Law student Ahmari and Weddady, civil rights outreach director of the American Islamic Congress, present the “most compelling voices” from an essay competition they organized shortly after Lebanon's Cedar Revolution in 2005.
The online competition was designed to give a means of expression to individuals under the age of 25 looking to find their voices on issues of religious and political freedom and human rights. During a five-year period, the editors received more than 8,000 essays from 22 countries in four languages. Each year the writers were asked to share either an example of the “pain of repression,” or concrete projects designed to strengthen civil rights or dreams of a better future. As a byproduct the process also opened pathways to recruit activists. The editors present the essays under three headings: “Trapped,” “Unequal” and “Breaking Through.” The views expressed by the essayists reflect an impressively diverse cross-section of the Middle Eastern world.
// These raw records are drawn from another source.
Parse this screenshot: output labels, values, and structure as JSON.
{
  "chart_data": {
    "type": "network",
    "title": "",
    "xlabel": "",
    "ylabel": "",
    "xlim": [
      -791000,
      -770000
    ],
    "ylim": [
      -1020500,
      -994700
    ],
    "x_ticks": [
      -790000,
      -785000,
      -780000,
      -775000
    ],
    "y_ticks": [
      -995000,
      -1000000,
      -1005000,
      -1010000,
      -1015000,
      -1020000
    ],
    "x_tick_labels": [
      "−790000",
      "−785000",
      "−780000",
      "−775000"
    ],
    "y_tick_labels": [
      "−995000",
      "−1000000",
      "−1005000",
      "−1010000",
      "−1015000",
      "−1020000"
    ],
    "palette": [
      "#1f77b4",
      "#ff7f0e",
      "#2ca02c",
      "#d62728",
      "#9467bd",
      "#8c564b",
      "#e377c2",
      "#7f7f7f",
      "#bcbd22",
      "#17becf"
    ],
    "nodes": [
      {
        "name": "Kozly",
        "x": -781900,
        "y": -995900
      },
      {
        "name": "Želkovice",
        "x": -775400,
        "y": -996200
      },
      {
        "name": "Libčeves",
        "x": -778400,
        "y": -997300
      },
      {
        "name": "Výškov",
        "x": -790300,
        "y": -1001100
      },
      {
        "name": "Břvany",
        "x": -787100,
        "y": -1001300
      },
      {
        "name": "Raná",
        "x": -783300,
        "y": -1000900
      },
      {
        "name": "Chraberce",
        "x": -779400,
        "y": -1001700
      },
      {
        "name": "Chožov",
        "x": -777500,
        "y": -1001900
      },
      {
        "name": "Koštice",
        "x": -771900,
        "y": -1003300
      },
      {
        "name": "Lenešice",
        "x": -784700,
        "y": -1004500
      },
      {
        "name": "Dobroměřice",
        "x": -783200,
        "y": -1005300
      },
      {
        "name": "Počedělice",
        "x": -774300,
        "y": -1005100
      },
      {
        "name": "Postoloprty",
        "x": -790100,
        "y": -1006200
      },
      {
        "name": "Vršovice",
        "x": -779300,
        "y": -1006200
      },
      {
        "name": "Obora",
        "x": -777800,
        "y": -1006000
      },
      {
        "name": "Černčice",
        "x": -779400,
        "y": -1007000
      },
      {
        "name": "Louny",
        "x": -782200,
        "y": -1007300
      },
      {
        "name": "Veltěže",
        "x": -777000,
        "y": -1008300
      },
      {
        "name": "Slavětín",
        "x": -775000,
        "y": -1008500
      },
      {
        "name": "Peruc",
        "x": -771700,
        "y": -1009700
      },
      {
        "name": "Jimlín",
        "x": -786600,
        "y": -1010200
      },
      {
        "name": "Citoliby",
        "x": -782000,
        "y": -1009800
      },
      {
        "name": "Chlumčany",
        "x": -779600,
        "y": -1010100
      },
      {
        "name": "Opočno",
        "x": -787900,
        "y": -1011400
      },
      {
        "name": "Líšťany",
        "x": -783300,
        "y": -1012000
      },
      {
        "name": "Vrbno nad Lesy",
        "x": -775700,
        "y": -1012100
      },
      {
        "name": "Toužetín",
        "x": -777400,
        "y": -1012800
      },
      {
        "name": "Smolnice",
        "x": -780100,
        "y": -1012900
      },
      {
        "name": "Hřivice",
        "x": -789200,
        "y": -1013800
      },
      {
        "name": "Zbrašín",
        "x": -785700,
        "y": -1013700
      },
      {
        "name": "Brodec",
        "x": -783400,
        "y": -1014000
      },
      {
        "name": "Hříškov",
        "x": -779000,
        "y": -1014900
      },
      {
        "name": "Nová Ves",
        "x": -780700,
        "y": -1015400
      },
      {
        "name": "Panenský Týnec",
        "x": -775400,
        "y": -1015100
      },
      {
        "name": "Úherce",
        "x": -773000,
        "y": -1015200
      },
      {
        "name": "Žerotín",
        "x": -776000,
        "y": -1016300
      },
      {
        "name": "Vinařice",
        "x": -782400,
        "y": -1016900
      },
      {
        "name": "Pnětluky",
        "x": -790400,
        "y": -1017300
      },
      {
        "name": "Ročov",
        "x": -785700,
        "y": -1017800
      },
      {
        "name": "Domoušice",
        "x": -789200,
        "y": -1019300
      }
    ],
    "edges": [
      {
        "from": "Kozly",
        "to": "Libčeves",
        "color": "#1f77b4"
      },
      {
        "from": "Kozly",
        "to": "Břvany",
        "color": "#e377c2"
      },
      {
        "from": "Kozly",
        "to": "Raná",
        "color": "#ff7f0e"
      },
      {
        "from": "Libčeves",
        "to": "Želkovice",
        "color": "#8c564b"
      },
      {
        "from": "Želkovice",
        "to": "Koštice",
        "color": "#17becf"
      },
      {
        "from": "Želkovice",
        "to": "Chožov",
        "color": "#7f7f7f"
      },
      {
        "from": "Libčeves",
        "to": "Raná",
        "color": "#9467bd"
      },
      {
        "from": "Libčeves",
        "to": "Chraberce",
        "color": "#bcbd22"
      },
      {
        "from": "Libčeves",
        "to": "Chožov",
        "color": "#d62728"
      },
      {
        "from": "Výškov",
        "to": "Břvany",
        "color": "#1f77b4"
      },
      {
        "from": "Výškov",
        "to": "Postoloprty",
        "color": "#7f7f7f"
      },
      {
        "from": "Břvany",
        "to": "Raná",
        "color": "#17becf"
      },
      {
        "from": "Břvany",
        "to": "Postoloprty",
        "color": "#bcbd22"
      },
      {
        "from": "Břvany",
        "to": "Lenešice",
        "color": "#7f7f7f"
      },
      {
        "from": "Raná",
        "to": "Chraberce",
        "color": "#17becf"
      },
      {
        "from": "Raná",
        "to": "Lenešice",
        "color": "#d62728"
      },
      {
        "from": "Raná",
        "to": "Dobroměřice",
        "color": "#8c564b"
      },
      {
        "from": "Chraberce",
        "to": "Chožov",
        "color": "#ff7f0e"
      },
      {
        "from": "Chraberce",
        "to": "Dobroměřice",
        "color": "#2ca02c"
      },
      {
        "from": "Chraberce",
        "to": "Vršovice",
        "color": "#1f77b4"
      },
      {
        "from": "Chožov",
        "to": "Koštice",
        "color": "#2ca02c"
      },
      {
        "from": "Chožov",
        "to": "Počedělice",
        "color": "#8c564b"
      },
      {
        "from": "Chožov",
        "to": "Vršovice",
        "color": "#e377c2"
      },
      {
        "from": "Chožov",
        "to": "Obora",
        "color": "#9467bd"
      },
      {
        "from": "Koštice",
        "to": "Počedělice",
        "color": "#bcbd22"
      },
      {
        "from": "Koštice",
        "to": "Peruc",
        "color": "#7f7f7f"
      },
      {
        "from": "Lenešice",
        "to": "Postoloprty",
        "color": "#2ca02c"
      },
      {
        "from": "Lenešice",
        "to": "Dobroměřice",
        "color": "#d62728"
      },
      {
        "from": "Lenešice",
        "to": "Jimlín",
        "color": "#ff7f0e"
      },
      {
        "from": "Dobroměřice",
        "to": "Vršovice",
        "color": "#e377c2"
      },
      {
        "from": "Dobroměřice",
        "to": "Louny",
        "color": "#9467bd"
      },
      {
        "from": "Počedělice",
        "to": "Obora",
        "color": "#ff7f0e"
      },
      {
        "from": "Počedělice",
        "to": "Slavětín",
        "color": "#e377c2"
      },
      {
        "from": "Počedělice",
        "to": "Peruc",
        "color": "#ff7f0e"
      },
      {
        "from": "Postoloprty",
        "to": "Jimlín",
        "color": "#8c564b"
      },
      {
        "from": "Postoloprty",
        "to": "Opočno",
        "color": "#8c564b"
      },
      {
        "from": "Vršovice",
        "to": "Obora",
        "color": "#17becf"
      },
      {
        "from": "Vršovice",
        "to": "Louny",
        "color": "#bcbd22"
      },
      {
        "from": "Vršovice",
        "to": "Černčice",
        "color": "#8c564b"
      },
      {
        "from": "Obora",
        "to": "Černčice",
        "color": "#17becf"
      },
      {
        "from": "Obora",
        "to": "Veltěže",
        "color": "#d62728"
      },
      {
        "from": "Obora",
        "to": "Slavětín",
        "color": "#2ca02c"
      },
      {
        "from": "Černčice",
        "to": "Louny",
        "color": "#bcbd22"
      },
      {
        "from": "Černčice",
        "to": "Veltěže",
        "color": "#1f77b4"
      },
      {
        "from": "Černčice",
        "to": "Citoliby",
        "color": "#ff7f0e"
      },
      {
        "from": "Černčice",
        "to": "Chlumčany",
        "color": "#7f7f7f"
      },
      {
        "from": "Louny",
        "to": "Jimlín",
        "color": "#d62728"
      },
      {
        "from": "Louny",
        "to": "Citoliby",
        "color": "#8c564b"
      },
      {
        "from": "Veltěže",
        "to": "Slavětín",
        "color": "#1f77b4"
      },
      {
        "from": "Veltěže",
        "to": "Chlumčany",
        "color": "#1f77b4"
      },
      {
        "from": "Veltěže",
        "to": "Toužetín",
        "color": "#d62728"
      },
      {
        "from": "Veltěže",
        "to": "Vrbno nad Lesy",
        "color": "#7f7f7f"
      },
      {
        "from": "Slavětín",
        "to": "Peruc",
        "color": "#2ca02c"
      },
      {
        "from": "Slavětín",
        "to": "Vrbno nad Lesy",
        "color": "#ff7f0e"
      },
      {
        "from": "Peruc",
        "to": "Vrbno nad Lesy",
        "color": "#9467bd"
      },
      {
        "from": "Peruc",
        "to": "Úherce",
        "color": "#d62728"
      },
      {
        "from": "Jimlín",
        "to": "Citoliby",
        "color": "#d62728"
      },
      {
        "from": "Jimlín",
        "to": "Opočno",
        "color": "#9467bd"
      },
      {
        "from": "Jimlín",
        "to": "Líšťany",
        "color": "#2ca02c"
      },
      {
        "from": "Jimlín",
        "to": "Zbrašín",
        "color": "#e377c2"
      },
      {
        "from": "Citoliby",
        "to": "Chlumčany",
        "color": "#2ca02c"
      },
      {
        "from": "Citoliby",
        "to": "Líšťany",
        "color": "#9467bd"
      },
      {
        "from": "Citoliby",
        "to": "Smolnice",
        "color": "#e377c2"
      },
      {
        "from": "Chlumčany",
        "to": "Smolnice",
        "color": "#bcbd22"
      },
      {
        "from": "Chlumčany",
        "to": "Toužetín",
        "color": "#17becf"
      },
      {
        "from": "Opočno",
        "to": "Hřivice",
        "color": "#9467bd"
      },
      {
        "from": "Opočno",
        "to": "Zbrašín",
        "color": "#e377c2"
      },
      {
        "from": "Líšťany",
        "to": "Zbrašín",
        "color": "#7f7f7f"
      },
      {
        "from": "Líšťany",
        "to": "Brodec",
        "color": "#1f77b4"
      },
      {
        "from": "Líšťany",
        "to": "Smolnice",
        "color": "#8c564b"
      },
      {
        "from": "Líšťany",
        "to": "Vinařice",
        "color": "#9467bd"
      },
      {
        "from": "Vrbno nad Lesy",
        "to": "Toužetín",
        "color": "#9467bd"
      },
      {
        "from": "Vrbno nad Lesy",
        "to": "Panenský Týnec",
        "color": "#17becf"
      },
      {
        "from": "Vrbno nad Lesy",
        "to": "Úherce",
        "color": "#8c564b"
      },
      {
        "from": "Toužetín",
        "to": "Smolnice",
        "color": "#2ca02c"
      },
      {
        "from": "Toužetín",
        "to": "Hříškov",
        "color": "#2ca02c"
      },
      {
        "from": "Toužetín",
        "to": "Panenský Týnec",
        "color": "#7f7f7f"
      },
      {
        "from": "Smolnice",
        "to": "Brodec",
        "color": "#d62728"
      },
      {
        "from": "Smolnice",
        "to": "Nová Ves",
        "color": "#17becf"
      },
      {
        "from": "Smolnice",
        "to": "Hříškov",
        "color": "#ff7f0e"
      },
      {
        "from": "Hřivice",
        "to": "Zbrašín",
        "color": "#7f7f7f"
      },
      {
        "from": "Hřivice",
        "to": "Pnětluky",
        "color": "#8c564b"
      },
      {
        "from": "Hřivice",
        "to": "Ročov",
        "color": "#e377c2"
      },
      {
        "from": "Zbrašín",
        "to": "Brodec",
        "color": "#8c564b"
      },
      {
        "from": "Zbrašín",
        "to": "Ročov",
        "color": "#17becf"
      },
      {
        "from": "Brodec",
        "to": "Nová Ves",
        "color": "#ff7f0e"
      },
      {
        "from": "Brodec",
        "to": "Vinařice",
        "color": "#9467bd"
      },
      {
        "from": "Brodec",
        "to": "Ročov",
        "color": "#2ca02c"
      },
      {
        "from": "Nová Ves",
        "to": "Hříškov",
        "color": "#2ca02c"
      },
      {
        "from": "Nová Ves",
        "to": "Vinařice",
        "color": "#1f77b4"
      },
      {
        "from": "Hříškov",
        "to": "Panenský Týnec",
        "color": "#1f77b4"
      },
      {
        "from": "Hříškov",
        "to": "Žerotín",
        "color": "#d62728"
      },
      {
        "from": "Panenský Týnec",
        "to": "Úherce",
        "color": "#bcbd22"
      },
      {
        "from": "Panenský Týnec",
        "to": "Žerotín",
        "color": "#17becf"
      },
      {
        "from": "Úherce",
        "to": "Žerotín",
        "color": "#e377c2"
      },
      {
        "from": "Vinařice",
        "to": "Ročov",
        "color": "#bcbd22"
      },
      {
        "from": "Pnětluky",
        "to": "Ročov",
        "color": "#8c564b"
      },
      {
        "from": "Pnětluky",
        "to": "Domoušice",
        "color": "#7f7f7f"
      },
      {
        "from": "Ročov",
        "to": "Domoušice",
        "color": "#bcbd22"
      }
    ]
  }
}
From Iran came contributions from the Baha’i and the Sunni religious minorities. The Baha’i are not allowed to participate in Iran's educational institutions, and Sunni ways of praying are banned in Shia Iran. The appeal for religious freedom also came from Saudi Arabia, where a student explores her process of standing up for herself against a repressive teacher. Also included are horrifying accounts of fundamentalist violence from Algeria and pleas for Western-style freedoms for homosexuals, along with accounts of the persecution of women.
A slim volume that successfully presents “treasures, surprises, and rewards.”